Our genetic counselling team works with you to develop a personalised prevention and surveillance plan.
 

General Myths

Myth: A normal scan means I am cancer-free. Fact: Imaging technology has limitations. Very small tumours, microscopic disease, or certain cancer types may not be visible on scans. This is why doctors use multiple tools scans, blood tests (tumour markers), biopsies, and clinical examination to assess your condition. Regular follow-up is essential even when scans appear normal.

Myth: Cancer always causes pain, so if I have no pain, I do not have cancer. Fact: Many GI cancers cause no pain in their early stages. Symptoms may be subtle or absent until the disease is advanced. This is why screening is so important, particularly for colorectal cancer. Do not wait for pain to seek evaluation if you have risk factors or other warning signs.
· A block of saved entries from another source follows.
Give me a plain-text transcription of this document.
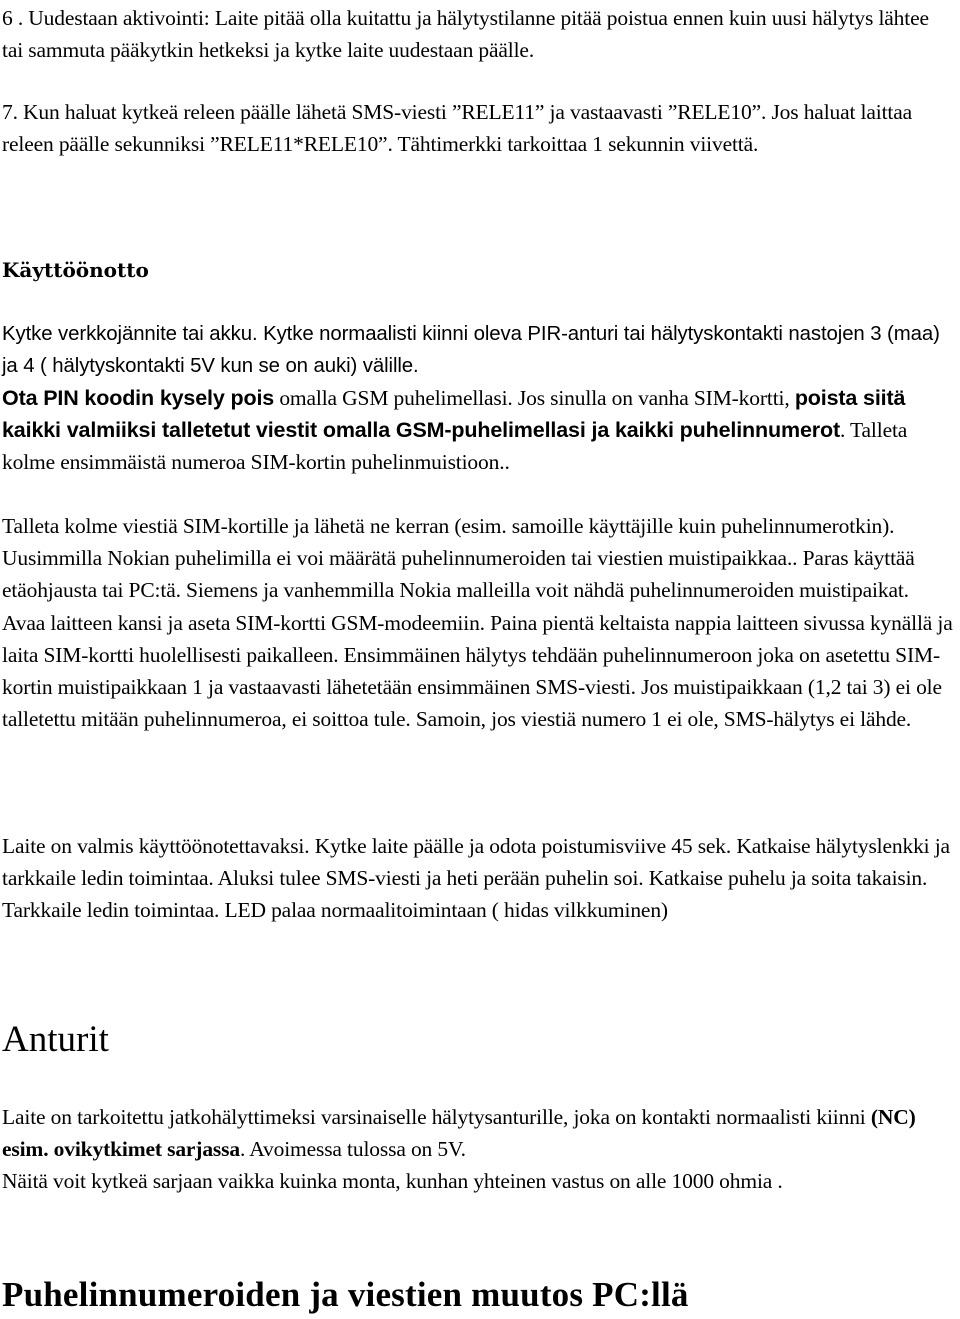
6 . Uudestaan aktivointi: Laite pitää olla kuitattu ja hälytystilanne pitää poistua ennen kuin uusi hälytys lähtee tai sammuta pääkytkin hetkeksi ja kytke laite uudestaan päälle.

7. Kun haluat kytkeä releen päälle lähetä SMS-viesti ”RELE11” ja vastaavasti ”RELE10”. Jos haluat laittaa releen päälle sekunniksi ”RELE11*RELE10”. Tähtimerkki tarkoittaa 1 sekunnin viivettä.

Käyttöönotto

Kytke verkkojännite tai akku. Kytke normaalisti kiinni oleva PIR-anturi tai hälytyskontakti nastojen 3 (maa) ja 4 ( hälytyskontakti 5V kun se on auki) välille.

Ota PIN koodin kysely pois omalla GSM puhelimellasi. Jos sinulla on vanha SIM-kortti, poista siitä kaikki valmiiksi talletetut viestit omalla GSM-puhelimellasi ja kaikki puhelinnumerot. Talleta kolme ensimmäistä numeroa SIM-kortin puhelinmuistioon..

Talleta kolme viestiä SIM-kortille ja lähetä ne kerran (esim. samoille käyttäjille kuin puhelinnumerotkin). Uusimmilla Nokian puhelimilla ei voi määrätä puhelinnumeroiden tai viestien muistipaikkaa.. Paras käyttää etäohjausta tai PC:tä. Siemens ja vanhemmilla Nokia malleilla voit nähdä puhelinnumeroiden muistipaikat. Avaa laitteen kansi ja aseta SIM-kortti GSM-modeemiin. Paina pientä keltaista nappia laitteen sivussa kynällä ja laita SIM-kortti huolellisesti paikalleen. Ensimmäinen hälytys tehdään puhelinnumeroon joka on asetettu SIM-kortin muistipaikkaan 1 ja vastaavasti lähetetään ensimmäinen SMS-viesti. Jos muistipaikkaan (1,2 tai 3) ei ole talletettu mitään puhelinnumeroa, ei soittoa tule. Samoin, jos viestiä numero 1 ei ole, SMS-hälytys ei lähde.

Laite on valmis käyttöönotettavaksi. Kytke laite päälle ja odota poistumisviive 45 sek. Katkaise hälytyslenkki ja tarkkaile ledin toimintaa. Aluksi tulee SMS-viesti ja heti perään puhelin soi. Katkaise puhelu ja soita takaisin. Tarkkaile ledin toimintaa. LED palaa normaalitoimintaan ( hidas vilkkuminen)

Anturit

Laite on tarkoitettu jatkohälyttimeksi varsinaiselle hälytysanturille, joka on kontakti normaalisti kiinni (NC) esim. ovikytkimet sarjassa. Avoimessa tulossa on 5V.

Näitä voit kytkeä sarjaan vaikka kuinka monta, kunhan yhteinen vastus on alle 1000 ohmia .

Puhelinnumeroiden ja viestien muutos PC:llä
Myth: A cancer diagnosis is a death sentence. Fact: Many GI cancers are curable, especially when detected early. Even advanced cancers that cannot be cured can often be controlled for extended periods with modern treatments chemotherapy, targeted therapy, immunotherapy, and supportive care. Survival rates have improved significantly in recent decades, and research continues to bring new and better treatment options. A diagnosis is the beginning of a treatment journey, not an endpoint.